That is what skills do. And most people using Claude Code do not know they exist. The ones who do often build them wrong. A bad description means Claude never activates the skill. You end up with a perfectly written SKILL.md file sitting in the right directory, doing absolutely nothing. I know because that happened to me with my first three skills before I figured out why.

What Are Claude Skills?

Claude Skills are folders containing a SKILL.md file that Claude dynamically loads when relevant to your task. Each skill teaches Claude procedural knowledge in a specific domain. They are expertise packages, not plugins.

Anthropic launched Skills on October 16, 2025.1 By December 2025, the concept was published as an open standard at agentskills.io.2 By March 2026, the ecosystem had grown to 283,000+ skills indexed on SkillsMP, 8,097 stars on the awesome-claude-skills repo, and adoption from Microsoft, OpenAI, and Cursor.2

Here is the definition that matters for how you build with them. Skills teach Claude what to do. MCP servers give Claude tool access. Subagents give Claude isolated execution. Skills are knowledge. MCP is connectivity. Subagents are delegation. Most people confuse the first two. That confusion costs them the most powerful extensibility feature Claude Code offers.

The design breakthrough is context cost.
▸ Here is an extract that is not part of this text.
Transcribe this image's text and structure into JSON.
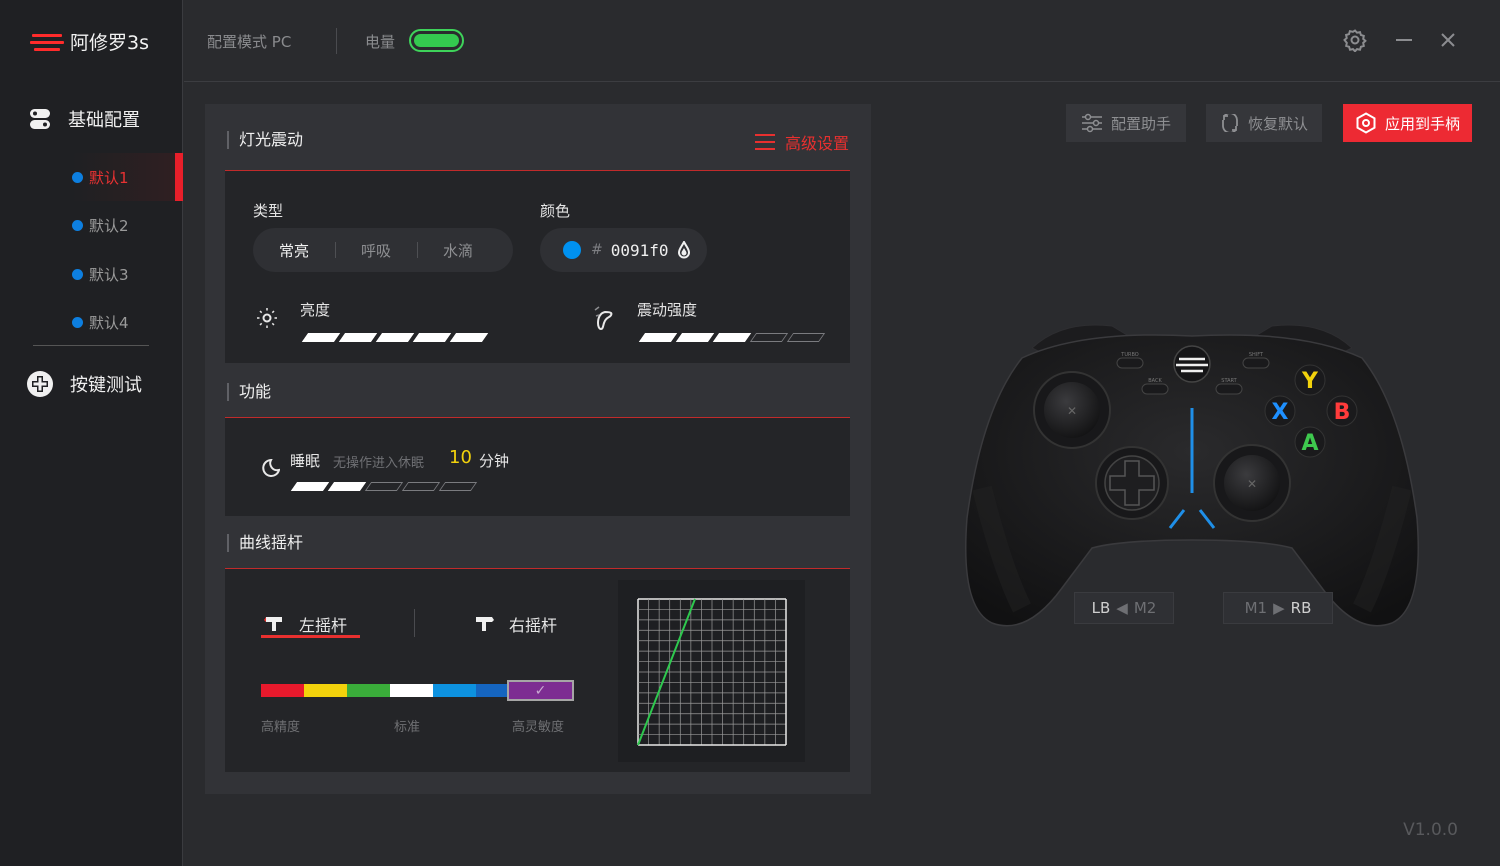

A skill costs roughly 30 to 50 tokens at scan time, based on Simon Willison's analysis.3 Full instructions load only when activated, staying under 5,000 tokens. Until Claude decides a skill is relevant, you pay nothing. Zero context pollution. This is what makes 22 skills practical where 22 MCP connections would bury your context window.

How Does the Loading System Work?

Skills follow a three-level activation model. Understanding it is the difference between skills that fire reliably and skills Claude ignores completely.

Level 1. Metadata scan (roughly 30 to 50 tokens). Claude reads the name and description of every installed skill at session start. That is the entire cost. For 22 skills, I pay roughly 700 tokens of overhead. Negligible.

Level 2. Relevance check. When you give Claude a task, it evaluates whether any skill applies. This is where most people get burned. Claude is conservative. It "under-triggers" skills, meaning it will not consult a skill for tasks it believes it can handle independently. Your description field determines whether this check passes or fails.

Level 3. Full load (under 5,000 tokens). If Claude decides a skill is relevant, it loads the complete instructions, scripts, and resource references into context. Now Claude has domain expertise for your specific workflow. The full payload stays available for the remainder of the task. When my SEO keyword research skill loads, Claude suddenly knows my exact prioritization rubric, scoring methodology, and output format preferences. Without the skill, it guesses. With it, it executes.

This part actually matters. Simon Willison called skills "maybe a bigger deal than MCP."3 The reason is the activation model. MCP servers load upfront and stay loaded. Skills load only when needed. That architectural choice is what makes the system scale.

Why Does the Description Field Determine Everything?

I learned this the hard way. I built my first three skills with generic descriptions like "helps with SEO tasks" and "useful for data queries." Claude almost never activated them. The skills existed. They were installed correctly. They were invisible because the descriptions did not signal activation clearly enough.

Let me be specific. The description field in SKILL.md has a 200-character limit. Those 200 characters are the only thing Claude reads during the metadata scan. If your description does not precisely communicate when the skill should activate, Claude will skip it every time. It is not a marketing blurb. It is a trigger condition.

A bad description: "Helps with Snowflake queries and data tasks."

A good description: "Use for Snowflake SQL, data warehousing, role permissions, warehouse configs, query optimization, and cloud data engineering."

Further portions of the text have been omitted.